Bleibt die Frage, ob die Wessis unter anderen Bedingungen wirklich bereit gewesen wären, wenigstens auf die überflüssigsten Teile ihres liebgewordenen Überflusses für eine Weile zu verzichten?

 

Nun gibt es natürlich löbliche Beispiele für echte Hilfsbereitschaft und wie es aussieht hast Du vielleicht selbst auch bald die Chance, hier Deine Furche der Rechtsstaatlichkeit in den sächsischen Acker zu setzen. Ich weiß nicht, ob man Dir dazu gratulieren soll, den Sachsen sicher. Auf alle Fälle kannst Du Dich auf eine hochinteressante Phase in Deiner Laufbahn freuen, die auf ihre Art sicher von besonderem Reiz ist und in ihrer Exotik Deiner Zeit in Indien kaum nachstehen wird.[3]

 

Ich für meinen Teil würde mich freuen, denn erstens erlebtest Du gewaltigen Diskussionsstoff und zweitens hätten wir auch viel leichter die Chance, diesen Stoff vis a vis zu verarbeiten.

 

Soweit für heute.
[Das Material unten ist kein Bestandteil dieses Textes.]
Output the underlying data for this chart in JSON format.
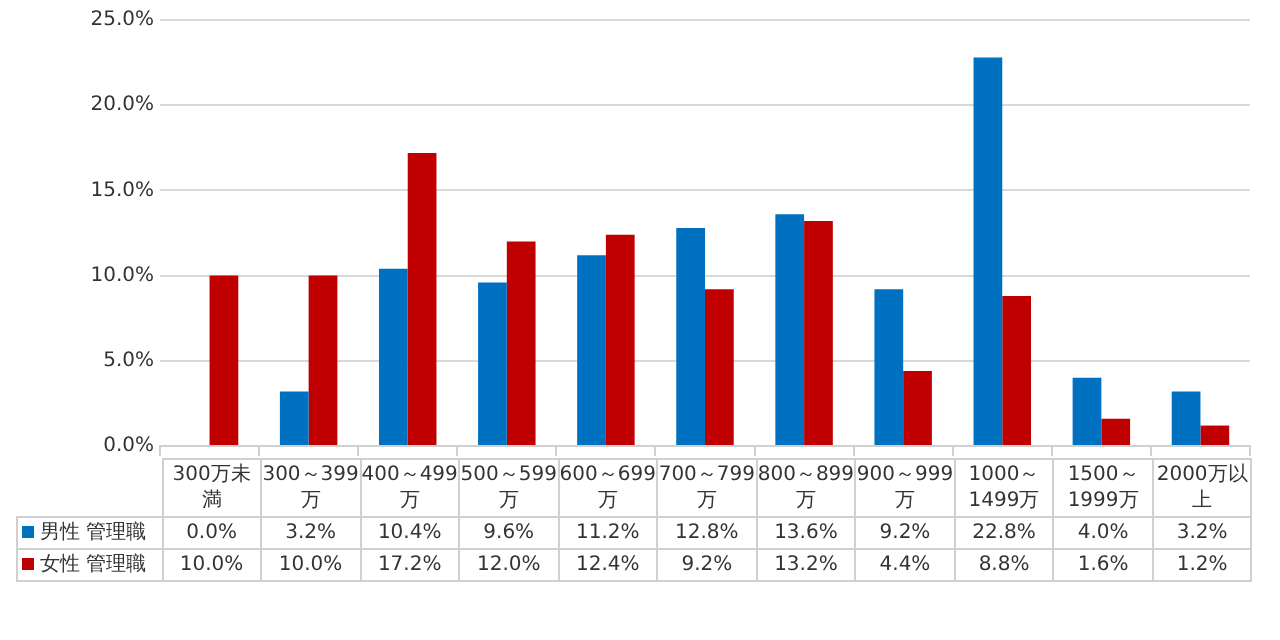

Frohe Nachostern für Dich, für Judy und die Kinder und herzliche Geburstagsgrüße an Deine Töchter.


 

Berlin angefangen 21.4.1991

 

Lieber Klaus!

 

Soeben habe ich die Lektüre Deines „Sekolah Kebangdsaan“[4].beendet und bin beeindruckt, sowohl von Euren Erlebnissen[5].als auch von Deiner Art, darüber zu schreiben.

 

Insbesondere Landschaften und alles was damit zusammenhängt sind Deine Stärke. Man hat das Gefühl, im Moment des Lesens mit dabei zu sein. Der „innere Blick“ schweift gleichsam über Bergkuppen und Urwaldriesen…

 

Schön, wenn man so was kann und schade, daß man einem solchen Talent nur trockene (?) Fachbücher und Artikel über Spitzbuben druckt.

 

Ein Witz der Literaturgeschichte, aber vielleicht auch ganz bezeichnend, daß dieses Werk in Deutschland mit der Post länger unterwegs war und dabei mehr Federn lassen mußte als der Autor im Dschungel von Malaysia. (Ich hatte beim letzten Mal vergessen, den schon ausgeschnittenen Kouvertteil mit den beweisenden Stempeln beizulegen, was ich jetzt nachhole.)

 

Tja, die Post. Mit ihrem Gebührencoup hat sie wohl der CDU heute in Rheinland-Pfalz die letzten Prozente verdorben, und vielleicht stolpert am Ende sogar der Kanzlerallerdeutschen über die 2,30 DM. In der Zeitung stand übrigens die Schlagzeile „Telefonieren im Westen teurer – im Osten billiger!“ und dazu ein Text, aus dem man beim besten Willen nicht entnehmen konnte, daß wir für unsere miesen „Doppelanschlüsse“[6] immer noch mehr bezahlen als die Altbürger für ein ungeteiltes ordentliches Telefon. Der (vor allem westliche) Journalismus (ganz typischer Vertreter ist hier die Westberliner „Morgenpost“, die doch gerade den kürzesten Weg zu den Fakten haben sollte) macht überhaupt in jüngster Zeit des öfteren durch solche „kleinen Ungenauigkeiten“ eine recht eigenartige Stimmung, die den Ossi z.T. ziemlich erbost. Vor einiger Zeit war eine Grafik zu sehen, in der ein strahlender Ostrentner neben einem riesengroßen Geldstapel und dem Kommentar „Ostrenten +15%“ auf einen traurigen Westrentner herabblickt, der sich mit einem klitzekleinen Stapel und „Westrenten +5%“ begnügen muß.

 

Auf Schritt und Tritt immer noch(?) die große Angst vorm Teilen nach dem Ende der Teilung. Dabei zeigt eigentlich die Praxis der letzten Monate, daß der aktive (!) Griff der Ossis in die Westtaschen doch eher harmloser ausfällt als befürchtet. Immerhin begnügen sich die, welche hier noch in Arbeit und Brot sind, bei längerer Arbeitszeit mit Tarifabschlüssen deutlich unterhalb des Arbeitslosengeldes ihrer Westkollegen, und unsere Arbeitslosen, denen ja die Unterstützung noch auf der Basis ihrer alten Bezüge berechnet wird, sind meist mit Summen kleiner als der Sozialhilfesatz zufrieden. Das ist doch nett, oder?

 

Und wenn demnächst hier für viele das erste Arbeitslosenjahr herum ist, wird es noch netter. Trotzdem kommt natürlich der Osten teuer, wer wollte das bestreiten. Nur eben nicht wegen Tarifabschlüssen unterhalb von 60% (*)[7]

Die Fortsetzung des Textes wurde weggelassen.